Album / Trouble In Mind / 07.02.2025
Post punk noise

L’œil du panoptique n’est jamais aussi fébrile que quand il tourne au rythme lancinant du post-punk le plus poisseux et le plus sinistre. Inspiré par l’activiste Naomi Klein et son Doppelganger : A Trip into the Mirror World publié en 2023, FACS explore avec Wish Defense les effets délétères des usages numériques actuels, donnant naissance à une société schizophrénique perdue entre opinions et mensonges. Mais au-delà de cet alléchant programme thématique, ce nouvel album évoque une autre sorte de fébrilité, qui prend sa source dans les conditions particulières qui ont présidé à son enregistrement.

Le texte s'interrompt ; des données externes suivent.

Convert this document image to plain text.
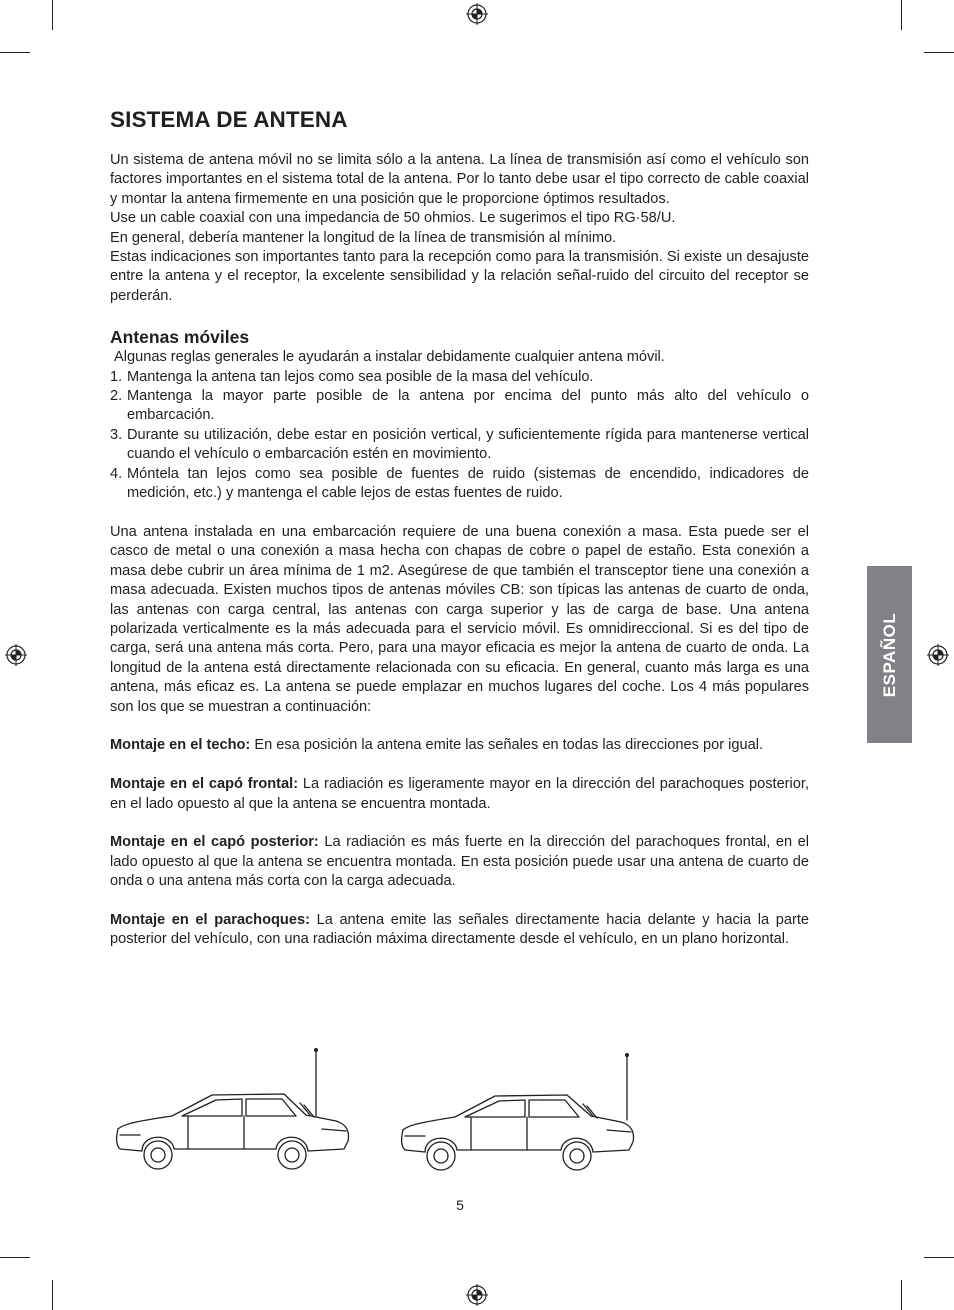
SISTEMA DE ANTENA

Un sistema de antena móvil no se limita sólo a la antena. La línea de transmisión así como el vehículo son factores importantes en el sistema total de la antena. Por lo tanto debe usar el tipo correcto de cable coaxial y montar la antena firmemente en una posición que le proporcione óptimos resultados.

Use un cable coaxial con una impedancia de 50 ohmios. Le sugerimos el tipo RG·58/U.

En general, debería mantener la longitud de la línea de transmisión al mínimo.

Estas indicaciones son importantes tanto para la recepción como para la transmisión. Si existe un desajuste entre la antena y el receptor, la excelente sensibilidad y la relación señal-ruido del circuito del receptor se perderán.

Antenas móviles

Algunas reglas generales le ayudarán a instalar debidamente cualquier antena móvil.

1. Mantenga la antena tan lejos como sea posible de la masa del vehículo.
2. Mantenga la mayor parte posible de la antena por encima del punto más alto del vehículo o embarcación.
3. Durante su utilización, debe estar en posición vertical, y suficientemente rígida para mantenerse vertical cuando el vehículo o embarcación estén en movimiento.
4. Móntela tan lejos como sea posible de fuentes de ruido (sistemas de encendido, indicadores de medición, etc.) y mantenga el cable lejos de estas fuentes de ruido.

Una antena instalada en una embarcación requiere de una buena conexión a masa. Esta puede ser el casco de metal o una conexión a masa hecha con chapas de cobre o papel de estaño. Esta conexión a masa debe cubrir un área mínima de 1 m2. Asegúrese de que también el transceptor tiene una conexión a masa adecuada. Existen muchos tipos de antenas móviles CB: son típicas las antenas de cuarto de onda, las antenas con carga central, las antenas con carga superior y las de carga de base. Una antena polarizada verticalmente es la más adecuada para el servicio móvil. Es omnidireccional. Si es del tipo de carga, será una antena más corta. Pero, para una mayor eficacia es mejor la antena de cuarto de onda. La longitud de la antena está directamente relacionada con su eficacia. En general, cuanto más larga es una antena, más eficaz es. La antena se puede emplazar en muchos lugares del coche. Los 4 más populares son los que se muestran a continuación:

Montaje en el techo: En esa posición la antena emite las señales en todas las direcciones por igual.

Montaje en el capó frontal: La radiación es ligeramente mayor en la dirección del parachoques posterior, en el lado opuesto al que la antena se encuentra montada.

Montaje en el capó posterior: La radiación es más fuerte en la dirección del parachoques frontal, en el lado opuesto al que la antena se encuentra montada. En esta posición puede usar una antena de cuarto de onda o una antena más corta con la carga adecuada.

Montaje en el parachoques: La antena emite las señales directamente hacia delante y hacia la parte posterior del vehículo, con una radiación máxima directamente desde el vehículo, en un plano horizontal.

ESPAÑOL
5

Le précédent opus des chicagoans, Still Life In Decay, avait en effet été considéré il y a deux ans comme l’aboutissement artistique d’une discographie déjà riche en ambiances claustrophobes et cauchemardesques – le moment où FACS tirait enfin les marrons de ce feu inquiet patiemment allumé quatre albums durant, dynamisant ses compositions sans jamais compromettre sa vision initiale. Le départ de la bassiste Alianna Kabala suite à cette apothéose noise rebat de fait les cartes pour le groupe. Comment passer à la prochaine étape sans la lourde et hypnotique contribution de Kabala, si logiquement mise en avant par le producteur Sanford Parker dans le précédent disque ? La solution de FACS est d’appeler à la rescousse un autre ex-Disappears, Jonathan VanHerik, qui avait déjà participé aux tout débuts de l’aventure. Autre coup dur, le décès soudain de Steve Albini alors que l’enregistrement de Wish Defense au studio Electrical Audio n’était pas totalement terminé. Sanford Parker, déjà familier des lieux, a ainsi suivi les notes laissées par Steve pour achever ce qui sera son dernier travail en tant qu’ingénieur du son. Un artisanat bruitiste et authentique, qui pourrait résumer l’esprit Albini comme des douzaines d’autres albums marqués par son sceau avant lui.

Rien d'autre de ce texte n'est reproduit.